Closed Theodlz closed 1 month ago
@nabeelre just so you know that issue is being addressed.
we might want to keep using a shorter timeout though (maybe 10 s) to try to minimize these concurrently issues when 2 alerts are being triggered on at once (for the same object).
create a no-retry version of the api_skyportal method, to avoid running into concurrency issues when the session retries sending a request to SkyPortal (because it took longer than the specified time out to respond to the client) when the initial one is still being processed. This is fine and can safely happen for pretty much everything, except follow-up requests.
If we tell SkyPortal to trigger an instrument, after 5 seconds without a response (the default timeout) decide to resent that request but SkyPortal was almost done (and is still) processing it, we might end up sending 2 requests at the same time and creating duplication issues.
With this PR, we can use much longer timeouts (here we try 30 seconds) while avoiding any retries when sending a follow-up request.

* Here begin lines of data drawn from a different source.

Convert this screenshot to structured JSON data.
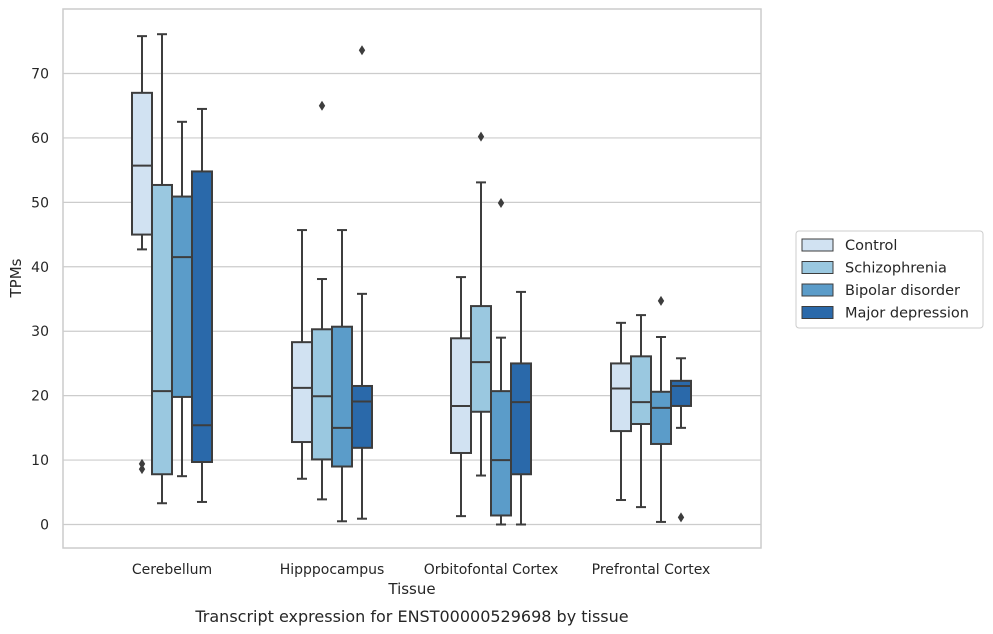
{
  "chart_data": {
    "type": "box",
    "title": "Transcript expression for ENST00000529698 by tissue",
    "xlabel": "Tissue",
    "ylabel": "TPMs",
    "ylim": [
      -3.5,
      80
    ],
    "yticks": [
      0,
      10,
      20,
      30,
      40,
      50,
      60,
      70
    ],
    "grid": true,
    "legend_position": "right",
    "categories": [
      "Cerebellum",
      "Hipppocampus",
      "Orbitofontal Cortex",
      "Prefrontal Cortex"
    ],
    "series": [
      {
        "name": "Control",
        "color": "#d1e2f2",
        "boxes": [
          {
            "whisker_low": 42.7,
            "q1": 45.0,
            "median": 55.7,
            "q3": 67.0,
            "whisker_high": 75.8,
            "outliers": [
              8.6,
              9.4
            ]
          },
          {
            "whisker_low": 7.1,
            "q1": 12.8,
            "median": 21.2,
            "q3": 28.3,
            "whisker_high": 45.7,
            "outliers": []
          },
          {
            "whisker_low": 1.3,
            "q1": 11.1,
            "median": 18.4,
            "q3": 28.9,
            "whisker_high": 38.4,
            "outliers": []
          },
          {
            "whisker_low": 3.8,
            "q1": 14.5,
            "median": 21.1,
            "q3": 25.0,
            "whisker_high": 31.3,
            "outliers": []
          }
        ]
      },
      {
        "name": "Schizophrenia",
        "color": "#9ac8e0",
        "boxes": [
          {
            "whisker_low": 3.3,
            "q1": 7.8,
            "median": 20.7,
            "q3": 52.7,
            "whisker_high": 76.1,
            "outliers": []
          },
          {
            "whisker_low": 3.9,
            "q1": 10.1,
            "median": 19.9,
            "q3": 30.3,
            "whisker_high": 38.1,
            "outliers": [
              65.0
            ]
          },
          {
            "whisker_low": 7.6,
            "q1": 17.5,
            "median": 25.2,
            "q3": 33.9,
            "whisker_high": 53.1,
            "outliers": [
              60.2
            ]
          },
          {
            "whisker_low": 2.7,
            "q1": 15.6,
            "median": 19.0,
            "q3": 26.1,
            "whisker_high": 32.5,
            "outliers": []
          }
        ]
      },
      {
        "name": "Bipolar disorder",
        "color": "#5b9cc9",
        "boxes": [
          {
            "whisker_low": 7.5,
            "q1": 19.8,
            "median": 41.5,
            "q3": 50.9,
            "whisker_high": 62.5,
            "outliers": []
          },
          {
            "whisker_low": 0.5,
            "q1": 9.0,
            "median": 15.0,
            "q3": 30.7,
            "whisker_high": 45.7,
            "outliers": []
          },
          {
            "whisker_low": 0.0,
            "q1": 1.4,
            "median": 10.0,
            "q3": 20.7,
            "whisker_high": 29.0,
            "outliers": [
              49.9
            ]
          },
          {
            "whisker_low": 0.4,
            "q1": 12.5,
            "median": 18.1,
            "q3": 20.6,
            "whisker_high": 29.1,
            "outliers": [
              34.7
            ]
          }
        ]
      },
      {
        "name": "Major depression",
        "color": "#2a69aa",
        "boxes": [
          {
            "whisker_low": 3.5,
            "q1": 9.7,
            "median": 15.4,
            "q3": 54.8,
            "whisker_high": 64.5,
            "outliers": []
          },
          {
            "whisker_low": 0.9,
            "q1": 11.9,
            "median": 19.1,
            "q3": 21.5,
            "whisker_high": 35.8,
            "outliers": [
              73.6
            ]
          },
          {
            "whisker_low": 0.0,
            "q1": 7.8,
            "median": 19.0,
            "q3": 25.0,
            "whisker_high": 36.1,
            "outliers": []
          },
          {
            "whisker_low": 15.0,
            "q1": 18.4,
            "median": 21.5,
            "q3": 22.3,
            "whisker_high": 25.8,
            "outliers": [
              1.1
            ]
          }
        ]
      }
    ]
  }
}
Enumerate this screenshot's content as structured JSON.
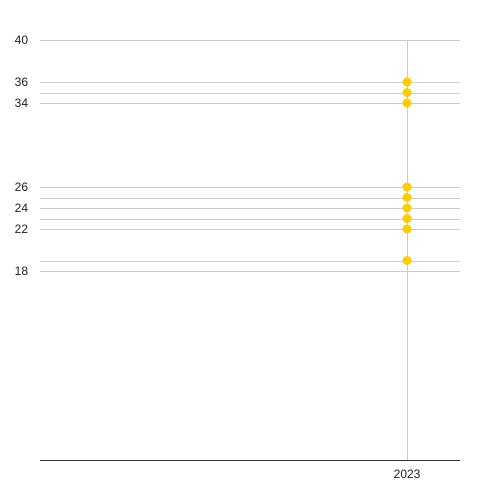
{
  "chart_data": {
    "type": "scatter",
    "title": "",
    "xlabel": "",
    "ylabel": "",
    "x_categories": [
      "2023"
    ],
    "series": [
      {
        "color": "#FFCC00",
        "points": [
          {
            "x": "2023",
            "y": 36
          },
          {
            "x": "2023",
            "y": 35
          },
          {
            "x": "2023",
            "y": 34
          },
          {
            "x": "2023",
            "y": 26
          },
          {
            "x": "2023",
            "y": 25
          },
          {
            "x": "2023",
            "y": 24
          },
          {
            "x": "2023",
            "y": 23
          },
          {
            "x": "2023",
            "y": 22
          },
          {
            "x": "2023",
            "y": 19
          }
        ]
      }
    ],
    "y_tick_labels": [
      "40",
      "36",
      "34",
      "26",
      "24",
      "22",
      "18"
    ],
    "ylim": [
      0,
      40
    ],
    "grid": true,
    "legend": "none",
    "colors": {
      "point": "#FFCC00",
      "grid": "#CCCCCC",
      "axis": "#333333",
      "label": "#222222"
    }
  }
}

PS: We can still run into a concurrency issue of course (where 2 alerts of the same object get processed at the same time, and worker B tries to trigger on alert 2 at the same time as Worker A is triggering on alert 1) and we already have logic in SkyPortal to avoid that, but if the distant server SkyPortal is sending the request to is taking too long is becomes a risk. In a future set of SkyPortal+Kowalski+Fritz PRs, we can consider posting the request in the DB in a "processing" state as soon as possible so that even before we start waiting for a distance server to answer, other processed can know that we are actively trying to send an identical request and they should cancel sending anything.